FalconFS: Distributed File System for Large-Scale Deep Learning Pipeline
Jingwei Xu, Junbin Kang, Mingkai Dong, Mingyu Liu, Lu Zhang, Shaohong Guo, Ziyan Qiu, Mingzhen You, Ziyi Tian, Anqi Yu, Tianhong Ding, Xinwei Hu, Haibo Chen
TL;DR
FalconFS tackles metadata path-resolution bottlenecks in large-scale DL pipelines by adopting a stateless-client design that moves path resolution from clients to servers. It combines hybrid metadata indexing with lazy namespace replication to achieve one-hop path resolution and high concurrency, aided by concurrent request merging and a VFS shortcut for easy deployment. Empirical results show FalconFS delivering up to 5.72x throughput for small-file IO and up to 12.81x for DL training compared with CephFS and Lustre, and it has been deployed in Huawei's production AI clusters for a year. The work contributes a practical, open-source DFS optimized for DL workloads and demonstrates significant gains in metadata performance and end-to-end DL throughput, with implications for data-centric AI infrastructure.
Abstract
Client-side metadata caching has long been considered an effective method for accelerating metadata operations in distributed file systems (DFSs). However, we have found that client-side state (e.g., caching) is not only ineffective but also consumes valuable memory resources in the deep learning pipelines. We thus propose FalconFS, a DFS optimized for deep learning pipelines with the stateless-client architecture.

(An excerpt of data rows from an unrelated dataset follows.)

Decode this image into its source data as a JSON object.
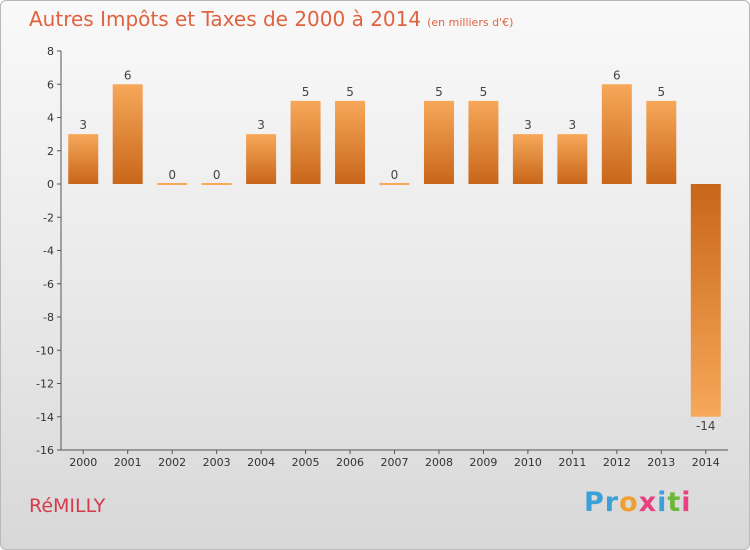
{
  "title": "Autres Impôts et Taxes de 2000 à 2014",
  "unit": "(en milliers d'€)",
  "commune": "RéMILLY",
  "logo": {
    "letters": [
      "P",
      "r",
      "o",
      "x",
      "i",
      "t",
      "i"
    ],
    "colors": [
      "#3aa0d8",
      "#3aa0d8",
      "#f0a030",
      "#e84080",
      "#3aa0d8",
      "#6cb83a",
      "#e84080"
    ]
  },
  "colors": {
    "title": "#e0623f",
    "commune": "#d43a4a",
    "bar_dark": "#c8661a",
    "bar_light": "#f7a85a"
  },
  "chart_data": {
    "type": "bar",
    "title": "Autres Impôts et Taxes de 2000 à 2014",
    "categories": [
      "2000",
      "2001",
      "2002",
      "2003",
      "2004",
      "2005",
      "2006",
      "2007",
      "2008",
      "2009",
      "2010",
      "2011",
      "2012",
      "2013",
      "2014"
    ],
    "values": [
      3,
      6,
      0,
      0,
      3,
      5,
      5,
      0,
      5,
      5,
      3,
      3,
      6,
      5,
      -14
    ],
    "ylim": [
      -16,
      8
    ],
    "yticks": [
      8,
      6,
      4,
      2,
      0,
      -2,
      -4,
      -6,
      -8,
      -10,
      -12,
      -14,
      -16
    ],
    "grid": false,
    "legend": "none"
  }
}
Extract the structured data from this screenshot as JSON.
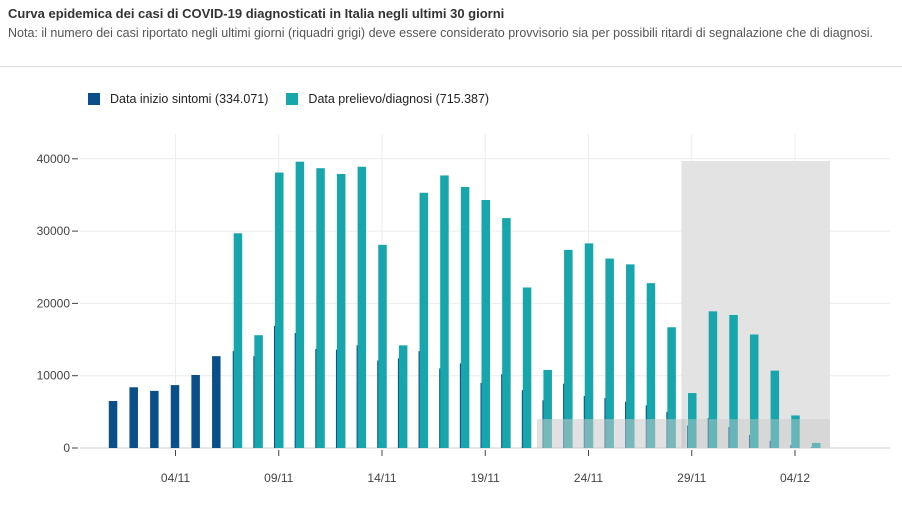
{
  "header": {
    "title": "Curva epidemica dei casi di COVID-19 diagnosticati in Italia negli ultimi 30 giorni",
    "note": "Nota: il numero dei casi riportato negli ultimi giorni (riquadri grigi) deve essere considerato provvisorio sia per possibili ritardi di segnalazione che di diagnosi."
  },
  "colors": {
    "onset": "#0b4f8a",
    "diagnosis": "#16a6ab",
    "provisional_shade": "#e3e3e3"
  },
  "chart_data": {
    "type": "bar",
    "title": "Curva epidemica dei casi di COVID-19 diagnosticati in Italia negli ultimi 30 giorni",
    "xlabel": "",
    "ylabel": "",
    "ylim": [
      0,
      42000
    ],
    "y_ticks": [
      0,
      10000,
      20000,
      30000,
      40000
    ],
    "y_tick_labels": [
      "0",
      "10000",
      "20000",
      "30000",
      "40000"
    ],
    "x_tick_labels": [
      "04/11",
      "09/11",
      "14/11",
      "19/11",
      "24/11",
      "29/11",
      "04/12"
    ],
    "x_tick_dates": [
      "2020-11-04",
      "2020-11-09",
      "2020-11-14",
      "2020-11-19",
      "2020-11-24",
      "2020-11-29",
      "2020-12-04"
    ],
    "grid": true,
    "legend_position": "top-left",
    "series": [
      {
        "name": "Data inizio sintomi (334.071)",
        "values": [
          {
            "x": "2020-11-01",
            "y": 6500
          },
          {
            "x": "2020-11-02",
            "y": 8400
          },
          {
            "x": "2020-11-03",
            "y": 7900
          },
          {
            "x": "2020-11-04",
            "y": 8700
          },
          {
            "x": "2020-11-05",
            "y": 10100
          },
          {
            "x": "2020-11-06",
            "y": 12700
          },
          {
            "x": "2020-11-07",
            "y": 13400
          },
          {
            "x": "2020-11-08",
            "y": 12700
          },
          {
            "x": "2020-11-09",
            "y": 16900
          },
          {
            "x": "2020-11-10",
            "y": 15900
          },
          {
            "x": "2020-11-11",
            "y": 13700
          },
          {
            "x": "2020-11-12",
            "y": 13600
          },
          {
            "x": "2020-11-13",
            "y": 14200
          },
          {
            "x": "2020-11-14",
            "y": 12100
          },
          {
            "x": "2020-11-15",
            "y": 12400
          },
          {
            "x": "2020-11-16",
            "y": 13400
          },
          {
            "x": "2020-11-17",
            "y": 11000
          },
          {
            "x": "2020-11-18",
            "y": 11700
          },
          {
            "x": "2020-11-19",
            "y": 9000
          },
          {
            "x": "2020-11-20",
            "y": 10200
          },
          {
            "x": "2020-11-21",
            "y": 8000
          },
          {
            "x": "2020-11-22",
            "y": 6600
          },
          {
            "x": "2020-11-23",
            "y": 8900
          },
          {
            "x": "2020-11-24",
            "y": 7200
          },
          {
            "x": "2020-11-25",
            "y": 6900
          },
          {
            "x": "2020-11-26",
            "y": 6400
          },
          {
            "x": "2020-11-27",
            "y": 5900
          },
          {
            "x": "2020-11-28",
            "y": 5000
          },
          {
            "x": "2020-11-29",
            "y": 3100
          },
          {
            "x": "2020-11-30",
            "y": 4100
          },
          {
            "x": "2020-12-01",
            "y": 2900
          },
          {
            "x": "2020-12-02",
            "y": 1800
          },
          {
            "x": "2020-12-03",
            "y": 1000
          },
          {
            "x": "2020-12-04",
            "y": 400
          },
          {
            "x": "2020-12-05",
            "y": 100
          }
        ]
      },
      {
        "name": "Data prelievo/diagnosi (715.387)",
        "values": [
          {
            "x": "2020-11-07",
            "y": 29700
          },
          {
            "x": "2020-11-08",
            "y": 15600
          },
          {
            "x": "2020-11-09",
            "y": 38100
          },
          {
            "x": "2020-11-10",
            "y": 39600
          },
          {
            "x": "2020-11-11",
            "y": 38700
          },
          {
            "x": "2020-11-12",
            "y": 37900
          },
          {
            "x": "2020-11-13",
            "y": 38900
          },
          {
            "x": "2020-11-14",
            "y": 28100
          },
          {
            "x": "2020-11-15",
            "y": 14200
          },
          {
            "x": "2020-11-16",
            "y": 35300
          },
          {
            "x": "2020-11-17",
            "y": 37700
          },
          {
            "x": "2020-11-18",
            "y": 36100
          },
          {
            "x": "2020-11-19",
            "y": 34300
          },
          {
            "x": "2020-11-20",
            "y": 31800
          },
          {
            "x": "2020-11-21",
            "y": 22200
          },
          {
            "x": "2020-11-22",
            "y": 10800
          },
          {
            "x": "2020-11-23",
            "y": 27400
          },
          {
            "x": "2020-11-24",
            "y": 28300
          },
          {
            "x": "2020-11-25",
            "y": 26200
          },
          {
            "x": "2020-11-26",
            "y": 25400
          },
          {
            "x": "2020-11-27",
            "y": 22800
          },
          {
            "x": "2020-11-28",
            "y": 16700
          },
          {
            "x": "2020-11-29",
            "y": 7600
          },
          {
            "x": "2020-11-30",
            "y": 18900
          },
          {
            "x": "2020-12-01",
            "y": 18400
          },
          {
            "x": "2020-12-02",
            "y": 15700
          },
          {
            "x": "2020-12-03",
            "y": 10700
          },
          {
            "x": "2020-12-04",
            "y": 4500
          },
          {
            "x": "2020-12-05",
            "y": 700
          }
        ]
      }
    ],
    "provisional_regions": [
      {
        "x_start": "2020-11-29",
        "x_end": "2020-12-06",
        "y_top": 39700
      },
      {
        "x_start": "2020-11-22",
        "x_end": "2020-11-29",
        "y_top": 4000
      }
    ]
  }
}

Specifically, instead of performing client-side path resolution and caching, FalconFS efficiently resolves paths on the server side using hybrid metadata indexing and lazy namespace replication. FalconFS also boosts server concurrency with concurrent request merging and provides easy deployment with VFS shortcut. Evaluations against CephFS and Lustre show that FalconFS achieves up to 5.72$\times$ throughput for small file read/write and up to 12.81$\times$ throughput for deep learning model training. FalconFS has been running in Huawei autonomous driving system's production environment with 10,000 NPUs for one year and has been open-sourced.